Biographie et informations

Nationalité : États-Unis
Né(e) à : San Lorenzo del Escorial,Espagne , le 19/12/1971
Mort(e) à : Lancaster , le 07/05/2005

Biographie :

Acteur et écrivain, Tristan Egolf publie Le Seigneur des porcheries en 1998, un premier roman qui le fait connaître du grand public.

Son manuscrit a pourtant été refusé par plus de soixante-dix maisons d'éditions américaines.

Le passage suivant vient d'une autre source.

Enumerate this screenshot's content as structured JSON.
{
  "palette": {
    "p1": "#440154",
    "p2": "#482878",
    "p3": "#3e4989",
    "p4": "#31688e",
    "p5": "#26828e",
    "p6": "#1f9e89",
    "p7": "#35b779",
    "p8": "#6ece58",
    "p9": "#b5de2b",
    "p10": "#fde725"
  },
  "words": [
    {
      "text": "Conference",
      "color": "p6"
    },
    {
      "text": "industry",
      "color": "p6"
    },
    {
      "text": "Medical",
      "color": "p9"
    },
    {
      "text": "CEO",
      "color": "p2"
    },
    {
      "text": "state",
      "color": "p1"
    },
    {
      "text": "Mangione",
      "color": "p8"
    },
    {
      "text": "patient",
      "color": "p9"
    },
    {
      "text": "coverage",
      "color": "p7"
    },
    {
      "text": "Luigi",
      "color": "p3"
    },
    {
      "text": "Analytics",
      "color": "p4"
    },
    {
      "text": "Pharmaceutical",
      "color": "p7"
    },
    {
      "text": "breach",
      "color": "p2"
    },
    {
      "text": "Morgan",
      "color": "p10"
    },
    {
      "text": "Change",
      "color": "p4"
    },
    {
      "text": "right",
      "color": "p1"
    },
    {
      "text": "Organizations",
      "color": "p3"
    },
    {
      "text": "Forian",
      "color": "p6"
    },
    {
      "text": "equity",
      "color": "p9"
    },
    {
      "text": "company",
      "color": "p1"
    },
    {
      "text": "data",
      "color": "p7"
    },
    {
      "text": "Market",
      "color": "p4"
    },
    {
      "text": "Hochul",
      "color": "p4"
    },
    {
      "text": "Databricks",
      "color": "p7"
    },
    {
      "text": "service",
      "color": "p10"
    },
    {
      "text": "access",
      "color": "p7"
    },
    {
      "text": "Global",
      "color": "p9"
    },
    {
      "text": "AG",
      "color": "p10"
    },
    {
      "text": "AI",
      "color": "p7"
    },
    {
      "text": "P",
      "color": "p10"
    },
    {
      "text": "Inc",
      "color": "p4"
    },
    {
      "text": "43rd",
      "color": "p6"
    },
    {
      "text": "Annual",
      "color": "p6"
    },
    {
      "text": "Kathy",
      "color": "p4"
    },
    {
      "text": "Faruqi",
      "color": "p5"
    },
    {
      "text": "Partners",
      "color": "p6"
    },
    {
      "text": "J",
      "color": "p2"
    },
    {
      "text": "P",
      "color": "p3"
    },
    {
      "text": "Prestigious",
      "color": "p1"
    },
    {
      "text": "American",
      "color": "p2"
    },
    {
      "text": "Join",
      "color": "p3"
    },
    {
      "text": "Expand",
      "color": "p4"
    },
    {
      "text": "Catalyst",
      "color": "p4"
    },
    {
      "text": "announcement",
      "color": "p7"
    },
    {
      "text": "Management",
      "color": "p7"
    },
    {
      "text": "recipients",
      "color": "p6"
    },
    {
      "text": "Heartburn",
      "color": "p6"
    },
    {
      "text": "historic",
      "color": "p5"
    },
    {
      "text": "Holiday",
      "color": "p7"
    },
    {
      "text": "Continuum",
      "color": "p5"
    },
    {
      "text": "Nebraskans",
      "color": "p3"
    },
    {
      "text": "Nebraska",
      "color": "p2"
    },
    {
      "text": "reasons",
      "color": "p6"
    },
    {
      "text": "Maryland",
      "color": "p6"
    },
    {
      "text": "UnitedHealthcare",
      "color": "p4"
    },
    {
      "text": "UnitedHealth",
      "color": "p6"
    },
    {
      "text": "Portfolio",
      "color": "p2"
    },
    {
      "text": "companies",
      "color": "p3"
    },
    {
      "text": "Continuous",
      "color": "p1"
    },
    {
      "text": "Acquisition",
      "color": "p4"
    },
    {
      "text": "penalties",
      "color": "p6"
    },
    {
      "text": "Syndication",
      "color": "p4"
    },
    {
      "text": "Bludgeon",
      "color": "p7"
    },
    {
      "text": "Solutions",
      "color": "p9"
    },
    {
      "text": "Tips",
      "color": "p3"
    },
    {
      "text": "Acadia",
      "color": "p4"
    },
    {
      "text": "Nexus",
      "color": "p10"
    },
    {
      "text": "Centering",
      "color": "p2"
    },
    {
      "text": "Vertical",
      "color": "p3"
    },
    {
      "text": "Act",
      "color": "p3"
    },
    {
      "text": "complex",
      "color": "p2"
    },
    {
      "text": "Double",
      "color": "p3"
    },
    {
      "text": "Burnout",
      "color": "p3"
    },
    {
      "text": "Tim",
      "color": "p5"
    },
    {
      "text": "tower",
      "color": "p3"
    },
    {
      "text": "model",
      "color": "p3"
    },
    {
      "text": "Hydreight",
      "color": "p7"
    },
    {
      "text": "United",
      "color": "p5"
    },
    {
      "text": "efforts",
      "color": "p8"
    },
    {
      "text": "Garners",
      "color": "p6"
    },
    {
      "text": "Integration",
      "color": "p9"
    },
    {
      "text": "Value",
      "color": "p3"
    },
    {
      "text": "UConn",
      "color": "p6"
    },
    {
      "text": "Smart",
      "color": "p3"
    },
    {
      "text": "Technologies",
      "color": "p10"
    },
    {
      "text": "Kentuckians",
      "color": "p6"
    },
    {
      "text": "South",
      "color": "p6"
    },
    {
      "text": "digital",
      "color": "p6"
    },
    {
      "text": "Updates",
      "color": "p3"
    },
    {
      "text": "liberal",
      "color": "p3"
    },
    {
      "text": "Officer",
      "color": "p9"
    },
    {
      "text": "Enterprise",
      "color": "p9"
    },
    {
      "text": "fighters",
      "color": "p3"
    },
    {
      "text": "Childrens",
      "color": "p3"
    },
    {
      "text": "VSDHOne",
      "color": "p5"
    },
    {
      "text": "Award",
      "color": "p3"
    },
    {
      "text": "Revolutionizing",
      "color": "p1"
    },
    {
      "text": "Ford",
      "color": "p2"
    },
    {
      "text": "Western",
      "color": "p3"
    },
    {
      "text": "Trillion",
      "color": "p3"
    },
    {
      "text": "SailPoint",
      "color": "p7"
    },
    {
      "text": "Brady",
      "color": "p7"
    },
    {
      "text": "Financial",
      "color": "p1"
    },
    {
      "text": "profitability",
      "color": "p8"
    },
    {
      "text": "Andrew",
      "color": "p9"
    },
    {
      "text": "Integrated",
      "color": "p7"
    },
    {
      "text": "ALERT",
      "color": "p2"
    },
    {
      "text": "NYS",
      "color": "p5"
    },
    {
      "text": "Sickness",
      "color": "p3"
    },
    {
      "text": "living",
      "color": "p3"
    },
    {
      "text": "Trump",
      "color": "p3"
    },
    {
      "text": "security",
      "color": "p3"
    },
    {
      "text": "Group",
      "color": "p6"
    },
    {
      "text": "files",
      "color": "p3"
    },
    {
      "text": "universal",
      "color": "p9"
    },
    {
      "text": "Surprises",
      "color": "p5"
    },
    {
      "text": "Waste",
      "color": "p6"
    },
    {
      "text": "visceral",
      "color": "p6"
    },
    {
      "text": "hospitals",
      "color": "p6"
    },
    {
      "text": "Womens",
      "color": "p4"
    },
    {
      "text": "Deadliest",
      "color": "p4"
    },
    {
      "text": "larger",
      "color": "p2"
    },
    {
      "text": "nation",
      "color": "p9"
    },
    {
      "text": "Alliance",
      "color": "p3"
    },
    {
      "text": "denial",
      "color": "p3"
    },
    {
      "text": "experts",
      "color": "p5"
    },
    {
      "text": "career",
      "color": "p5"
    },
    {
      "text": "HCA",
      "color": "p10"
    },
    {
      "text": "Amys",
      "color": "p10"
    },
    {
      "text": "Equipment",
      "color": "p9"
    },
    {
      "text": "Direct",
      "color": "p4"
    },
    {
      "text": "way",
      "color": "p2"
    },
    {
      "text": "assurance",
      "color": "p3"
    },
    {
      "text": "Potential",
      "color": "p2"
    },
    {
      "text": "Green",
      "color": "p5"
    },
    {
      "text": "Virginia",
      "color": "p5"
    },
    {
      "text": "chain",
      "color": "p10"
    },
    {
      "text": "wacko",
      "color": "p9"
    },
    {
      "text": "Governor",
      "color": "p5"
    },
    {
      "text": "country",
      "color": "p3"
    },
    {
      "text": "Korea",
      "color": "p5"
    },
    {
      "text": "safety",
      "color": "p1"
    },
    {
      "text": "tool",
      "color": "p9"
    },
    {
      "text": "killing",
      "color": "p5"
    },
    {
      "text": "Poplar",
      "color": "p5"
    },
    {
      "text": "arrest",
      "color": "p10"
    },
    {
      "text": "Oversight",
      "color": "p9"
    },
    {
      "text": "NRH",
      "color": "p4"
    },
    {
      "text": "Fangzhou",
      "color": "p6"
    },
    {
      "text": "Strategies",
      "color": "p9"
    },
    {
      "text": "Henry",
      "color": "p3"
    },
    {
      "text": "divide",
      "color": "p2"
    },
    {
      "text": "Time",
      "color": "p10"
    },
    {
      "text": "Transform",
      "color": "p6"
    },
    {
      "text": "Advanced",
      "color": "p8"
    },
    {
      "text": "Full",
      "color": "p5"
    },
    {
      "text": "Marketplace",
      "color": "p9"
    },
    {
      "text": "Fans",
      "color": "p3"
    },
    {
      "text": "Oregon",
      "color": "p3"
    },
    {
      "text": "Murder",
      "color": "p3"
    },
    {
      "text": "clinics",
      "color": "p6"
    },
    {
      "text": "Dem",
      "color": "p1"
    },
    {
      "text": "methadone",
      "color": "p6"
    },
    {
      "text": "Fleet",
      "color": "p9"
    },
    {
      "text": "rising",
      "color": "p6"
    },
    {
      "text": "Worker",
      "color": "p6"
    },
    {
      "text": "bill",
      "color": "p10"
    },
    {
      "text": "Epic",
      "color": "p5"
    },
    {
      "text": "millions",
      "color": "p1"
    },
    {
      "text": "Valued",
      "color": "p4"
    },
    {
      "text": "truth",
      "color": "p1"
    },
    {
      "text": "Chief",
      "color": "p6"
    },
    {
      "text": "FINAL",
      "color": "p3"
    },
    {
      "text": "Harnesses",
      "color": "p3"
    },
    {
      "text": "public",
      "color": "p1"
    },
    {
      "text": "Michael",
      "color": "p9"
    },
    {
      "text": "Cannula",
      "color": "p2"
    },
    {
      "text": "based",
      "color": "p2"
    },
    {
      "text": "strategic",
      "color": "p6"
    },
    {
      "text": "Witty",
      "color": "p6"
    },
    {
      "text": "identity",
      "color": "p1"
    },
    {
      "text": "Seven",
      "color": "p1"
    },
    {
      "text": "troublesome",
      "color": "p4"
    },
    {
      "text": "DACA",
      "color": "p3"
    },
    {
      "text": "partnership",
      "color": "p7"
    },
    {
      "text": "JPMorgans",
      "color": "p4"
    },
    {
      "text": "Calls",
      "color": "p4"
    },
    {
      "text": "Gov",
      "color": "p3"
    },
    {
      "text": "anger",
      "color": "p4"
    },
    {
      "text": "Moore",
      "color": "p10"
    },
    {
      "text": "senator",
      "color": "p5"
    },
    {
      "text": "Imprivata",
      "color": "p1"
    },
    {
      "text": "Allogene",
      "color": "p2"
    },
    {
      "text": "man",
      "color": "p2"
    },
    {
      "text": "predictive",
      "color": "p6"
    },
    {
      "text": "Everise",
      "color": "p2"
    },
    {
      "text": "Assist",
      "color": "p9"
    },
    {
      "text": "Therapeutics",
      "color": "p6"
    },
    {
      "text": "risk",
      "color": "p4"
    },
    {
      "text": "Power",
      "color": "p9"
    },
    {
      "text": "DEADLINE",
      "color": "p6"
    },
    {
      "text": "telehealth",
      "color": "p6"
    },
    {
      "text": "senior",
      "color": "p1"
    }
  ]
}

Pour gagner de l'argent, il fait du théâtre, de la peinture et s'installe à Paris où il joue de la guitare sur le pont des Arts.

Il est repéré par la fille de Patrick Modiano. Celle-ci l'héberge et présente son roman aux éditions Gallimard, qui le signent.

En 2002 il écrit un deuxième roman Jupons et violons, un autre, Kornwolf, reste inédit en français. La critique le compare à John Steinbeck et William Faulkner.

Activiste politique, l'écrivain affiche au grand jour ses convictions. En juillet 2004, il est arrêté par la police en Pennsylvanie. Lors d'une visite du président George W. Bush, il forme, avec d'autres hommes en string, une pyramide humaine pour dénoncer les tortures dans la prison d'Abou Ghraïb en Irak.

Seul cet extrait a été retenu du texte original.